Opinion of the Advocate General – Collective Redundancy Consultation

In Akavan Erityisalojen Keskusliitto AEK ry and others v Fujitsu Siemens Computers Oy (C-44/08), a case concerning the EC Collective Redundancies Directive (the "Directive"), the Advocate General held that the Directive's provisions regarding collective consultation are not automatically triggered where an employer proposes to take, or actually takes measures as a result of which collective redundancies are to be expected. The duty to consult will only arise where the employer intends to make collective redundancies or at least anticipates that collective redundancies may be a possibility as a result of the planned measures.

In addition, the Advocate General held that in cases involving a group of undertakings, where a parent company contemplates redundancies, the employer's duty to consult only arises once the parent company has identified the affected subsidiary. However, before the parent company makes the final decision to dismiss, the subsidiary employer must have concluded the process of collective consultation.

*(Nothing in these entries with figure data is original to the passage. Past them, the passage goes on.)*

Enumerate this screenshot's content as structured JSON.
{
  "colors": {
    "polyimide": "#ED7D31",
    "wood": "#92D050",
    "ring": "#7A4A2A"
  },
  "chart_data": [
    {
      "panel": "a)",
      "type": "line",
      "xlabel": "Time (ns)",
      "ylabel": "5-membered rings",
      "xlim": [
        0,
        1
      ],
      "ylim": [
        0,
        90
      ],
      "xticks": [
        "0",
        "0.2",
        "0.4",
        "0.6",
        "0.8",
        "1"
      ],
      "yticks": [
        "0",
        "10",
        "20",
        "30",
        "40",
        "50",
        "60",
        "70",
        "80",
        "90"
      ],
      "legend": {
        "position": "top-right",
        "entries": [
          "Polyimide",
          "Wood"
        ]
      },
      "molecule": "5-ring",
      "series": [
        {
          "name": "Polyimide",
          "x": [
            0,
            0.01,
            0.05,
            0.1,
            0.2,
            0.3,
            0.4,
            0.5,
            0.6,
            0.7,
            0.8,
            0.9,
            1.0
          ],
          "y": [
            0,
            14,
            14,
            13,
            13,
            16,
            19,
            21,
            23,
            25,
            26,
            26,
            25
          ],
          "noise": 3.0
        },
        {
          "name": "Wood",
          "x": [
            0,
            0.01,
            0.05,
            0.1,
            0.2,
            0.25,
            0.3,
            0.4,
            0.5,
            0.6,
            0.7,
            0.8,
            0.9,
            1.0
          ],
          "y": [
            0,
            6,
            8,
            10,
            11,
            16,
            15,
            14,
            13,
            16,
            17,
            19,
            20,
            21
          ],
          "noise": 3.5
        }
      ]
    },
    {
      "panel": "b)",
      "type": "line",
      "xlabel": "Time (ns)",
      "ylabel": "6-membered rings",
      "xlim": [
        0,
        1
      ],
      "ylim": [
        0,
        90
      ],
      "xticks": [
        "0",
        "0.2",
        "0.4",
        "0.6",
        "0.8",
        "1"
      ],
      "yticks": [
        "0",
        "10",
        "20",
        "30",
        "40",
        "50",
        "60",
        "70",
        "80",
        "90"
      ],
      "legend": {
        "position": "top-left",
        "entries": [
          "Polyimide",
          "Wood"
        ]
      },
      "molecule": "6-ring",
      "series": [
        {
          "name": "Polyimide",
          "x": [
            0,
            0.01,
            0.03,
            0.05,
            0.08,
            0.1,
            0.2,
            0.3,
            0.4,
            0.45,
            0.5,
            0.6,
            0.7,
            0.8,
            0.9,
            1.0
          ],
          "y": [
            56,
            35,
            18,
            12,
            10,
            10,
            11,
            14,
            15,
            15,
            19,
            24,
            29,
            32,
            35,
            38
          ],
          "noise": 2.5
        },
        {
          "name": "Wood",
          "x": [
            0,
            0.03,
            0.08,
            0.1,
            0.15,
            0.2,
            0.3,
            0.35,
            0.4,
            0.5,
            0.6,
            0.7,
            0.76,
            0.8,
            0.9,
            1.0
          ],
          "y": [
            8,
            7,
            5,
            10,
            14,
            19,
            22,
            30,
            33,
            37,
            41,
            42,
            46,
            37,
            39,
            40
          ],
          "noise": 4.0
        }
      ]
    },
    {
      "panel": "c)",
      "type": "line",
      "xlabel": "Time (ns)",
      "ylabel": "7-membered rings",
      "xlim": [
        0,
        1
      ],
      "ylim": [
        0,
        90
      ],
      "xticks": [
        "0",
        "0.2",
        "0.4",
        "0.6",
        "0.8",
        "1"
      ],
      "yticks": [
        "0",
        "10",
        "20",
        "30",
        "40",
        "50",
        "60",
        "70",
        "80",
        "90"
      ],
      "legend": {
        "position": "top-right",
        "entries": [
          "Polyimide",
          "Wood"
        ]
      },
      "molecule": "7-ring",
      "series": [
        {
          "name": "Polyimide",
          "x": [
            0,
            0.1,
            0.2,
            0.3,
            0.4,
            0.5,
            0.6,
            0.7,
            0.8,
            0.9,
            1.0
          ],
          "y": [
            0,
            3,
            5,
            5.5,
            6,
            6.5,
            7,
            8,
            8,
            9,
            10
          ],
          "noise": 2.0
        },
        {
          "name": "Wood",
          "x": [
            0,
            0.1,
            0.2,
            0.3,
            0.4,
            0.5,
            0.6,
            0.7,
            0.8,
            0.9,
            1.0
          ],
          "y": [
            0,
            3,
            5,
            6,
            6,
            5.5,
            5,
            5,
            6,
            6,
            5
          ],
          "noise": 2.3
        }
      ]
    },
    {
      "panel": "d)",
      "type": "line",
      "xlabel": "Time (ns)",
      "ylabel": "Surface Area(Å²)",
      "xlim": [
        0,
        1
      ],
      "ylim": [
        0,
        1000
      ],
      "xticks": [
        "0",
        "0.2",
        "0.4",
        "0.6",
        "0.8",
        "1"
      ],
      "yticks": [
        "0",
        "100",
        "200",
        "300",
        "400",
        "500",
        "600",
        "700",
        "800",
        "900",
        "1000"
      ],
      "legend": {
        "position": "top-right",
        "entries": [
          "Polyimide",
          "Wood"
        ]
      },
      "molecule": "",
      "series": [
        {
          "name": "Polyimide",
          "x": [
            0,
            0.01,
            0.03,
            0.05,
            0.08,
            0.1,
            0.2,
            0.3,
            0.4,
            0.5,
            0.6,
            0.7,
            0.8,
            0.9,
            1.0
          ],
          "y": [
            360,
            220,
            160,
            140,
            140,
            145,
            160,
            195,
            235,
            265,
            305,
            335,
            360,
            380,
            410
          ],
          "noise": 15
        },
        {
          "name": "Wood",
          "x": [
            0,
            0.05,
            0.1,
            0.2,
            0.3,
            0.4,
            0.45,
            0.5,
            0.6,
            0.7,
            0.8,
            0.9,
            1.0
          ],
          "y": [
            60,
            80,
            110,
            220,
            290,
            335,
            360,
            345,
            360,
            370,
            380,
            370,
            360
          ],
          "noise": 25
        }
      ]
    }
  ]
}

The collective consultation requirements in the Directive are implemented in the United Kingdom by the Trade Unions and Labour Relations (Consolidation) Act 1992 ("TULRCA"). The Employment Appeal Tribunal has interpreted TULRCA as far as possible in line with the Directive's requirements and any European Court of Justice ("ECJ") decision on the meaning of the Directive will have an impact on English law in this area. The opinion of the Advocate General in this case is similar to the current "proposing to dismiss" test in TULRCA. The ECJ decision is expected towards the end of this year.